Idee e memoria

Il sesso dei diversi

Vorrei suggerire all’ottimo Daniele Capezzone di farsi i cavolacci suoi senza sentire il bisogno di tenerci informati. E se alla persona segnalo i pericoli e le insidie della sovraesposizione mediatica, talché si finisce con il credere che possano avere rilievo ed interesse pubblico l’attrazione per questo o quel tipo di braghe, al leader politico faccio notare la terribile contraddittorietà del risultato che si ottiene.

Ricordo che un incauto giornalista, volendo realizzare la solita intervista “fuori dagli schemi” (e non conosco genere più conformista e scontato di quello) con Tina Anselmi, le domandò: come mai lei non si è mai sposata? La grande Tina lo incenerì: ad un uomo non avrebbe mai fatto questa domanda. Aveva perfettamente ragione. E rispondendo in quel modo diceva due cose: a. se mi sposo o no sono affari miei, per nulla rilevanti nella vita politica; b. lo si chiede ad una donna perché si ritiene “innaturale” che ella non s’accasi, con ciò stesso ponendo una questione che oggi definiamo sessista.

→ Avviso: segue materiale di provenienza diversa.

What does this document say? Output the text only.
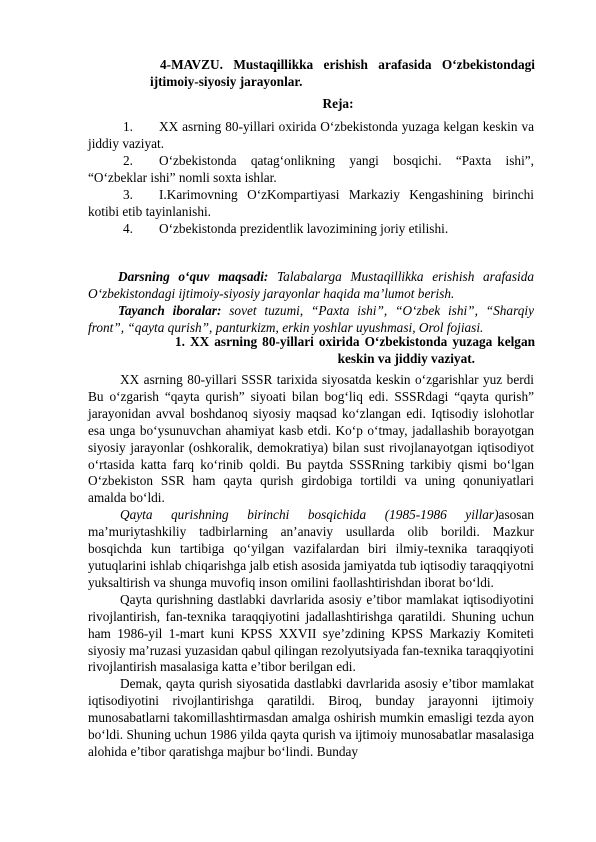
4-MAVZU. Mustaqillikka erishish arafasida O‘zbekistondagi
ijtimoiy-siyosiy jarayonlar.
Reja:
1. XX asrning 80-yillari oxirida O‘zbekistonda yuzaga kelgan keskin va jiddiy vaziyat.
2. O‘zbekistonda qatag‘onlikning yangi bosqichi. “Paxta ishi”, “O‘zbeklar ishi” nomli soxta ishlar.
3. I.Karimovning O‘zKompartiyasi Markaziy Kengashining birinchi kotibi etib tayinlanishi.
4. O‘zbekistonda prezidentlik lavozimining joriy etilishi.

Darsning o‘quv maqsadi: Talabalarga Mustaqillikka erishish arafasida O‘zbekistondagi ijtimoiy-siyosiy jarayonlar haqida ma’lumot berish.

Tayanch iboralar: sovet tuzumi, “Paxta ishi”, “O‘zbek ishi”, “Sharqiy front”, “qayta qurish”, panturkizm, erkin yoshlar uyushmasi, Orol fojiasi.

1. XX asrning 80-yillari oxirida O‘zbekistonda yuzaga kelgan
keskin va jiddiy vaziyat.

XX asrning 80-yillari SSSR tarixida siyosatda keskin o‘zgarishlar yuz berdi Bu o‘zgarish “qayta qurish” siyoati bilan bog‘liq edi. SSSRdagi “qayta qurish” jarayonidan avval boshdanoq siyosiy maqsad ko‘zlangan edi. Iqtisodiy islohotlar esa unga bo‘ysunuvchan ahamiyat kasb etdi. Ko‘p o‘tmay, jadallashib borayotgan siyosiy jarayonlar (oshkoralik, demokratiya) bilan sust rivojlanayotgan iqtisodiyot o‘rtasida katta farq ko‘rinib qoldi. Bu paytda SSSRning tarkibiy qismi bo‘lgan O‘zbekiston SSR ham qayta qurish girdobiga tortildi va uning qonuniyatlari amalda bo‘ldi.

Qayta qurishning birinchi bosqichida (1985-1986 yillar)asosan ma’muriytashkiliy tadbirlarning an’anaviy usullarda olib borildi. Mazkur bosqichda kun tartibiga qo‘yilgan vazifalardan biri ilmiy-texnika taraqqiyoti yutuqlarini ishlab chiqarishga jalb etish asosida jamiyatda tub iqtisodiy taraqqiyotni yuksaltirish va shunga muvofiq inson omilini faollashtirishdan iborat bo‘ldi.

Qayta qurishning dastlabki davrlarida asosiy e’tibor mamlakat iqtisodiyotini rivojlantirish, fan-texnika taraqqiyotini jadallashtirishga qaratildi. Shuning uchun ham 1986-yil 1-mart kuni KPSS XXVII sye’zdining KPSS Markaziy Komiteti siyosiy ma’ruzasi yuzasidan qabul qilingan rezolyutsiyada fan-texnika taraqqiyotini rivojlantirish masalasiga katta e’tibor berilgan edi.

Demak, qayta qurish siyosatida dastlabki davrlarida asosiy e’tibor mamlakat iqtisodiyotini rivojlantirishga qaratildi. Biroq, bunday jarayonni ijtimoiy munosabatlarni takomillashtirmasdan amalga oshirish mumkin emasligi tezda ayon bo‘ldi. Shuning uchun 1986 yilda qayta qurish va ijtimoiy munosabatlar masalasiga alohida e’tibor qaratishga majbur bo‘lindi. Bunday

Ebbene, a nessuno importa un fico secco se il signor Tal dei Tali, sia pure assurto al non esclusivo ruolo di deputato, dichiara di sentirsi attratto dalle femmine, né che alla signora Pinca Pallina, magari temporaneamente ministro, piacciano i maschi. Se lo dicono fanno la figura degli scemi. Allora, perché è rilevante che ad un maschio piaccia un maschio, ad una femmina piaccia una femmina, o, per non creare disparità e non lasciare scontenti in giro, che a tutti piacciano tutti? Semplice: perché quello non è considerato un comportamento normale. Il che significa, però, che tutte queste imbarazzanti dichiarazioni circa il foro prediletto servono a sottolineare un diversità. E questo è l’esatto contrario di quel che si vorrebbe dire, ovvero che non ci sono comportamenti “diversi” e che tutto è naturale. Se lo fosse, appunto, non se ne parlerebbe. Se lo ritenessero normale, neanche i diretti interessati ne parlerebbero.

E la via del paradosso prosegue. Se un presunto “normale” (fatemi la grazia, vi prego, di non dover argomentare circa l’inesistenza della normalità) si mette a parlare di sesso, magari al modo di Leporello, lo si etichetta al volo come un assatanato, o un gradasso, o direttamente un demente. Perché mai si usa un altro metro laddove s’informa il volgo circa il raddoppio delle possibilità? Ancora una volta: perché quella è una condizione “diversa”. E ci risiamo.

Morale (si fa per dire) della faccenda: la trasparenza è una bella cosa, le mutande trasparenti un’altra. Aprite la mente, se ne siete capaci, ma chiudete la patta. Grazie.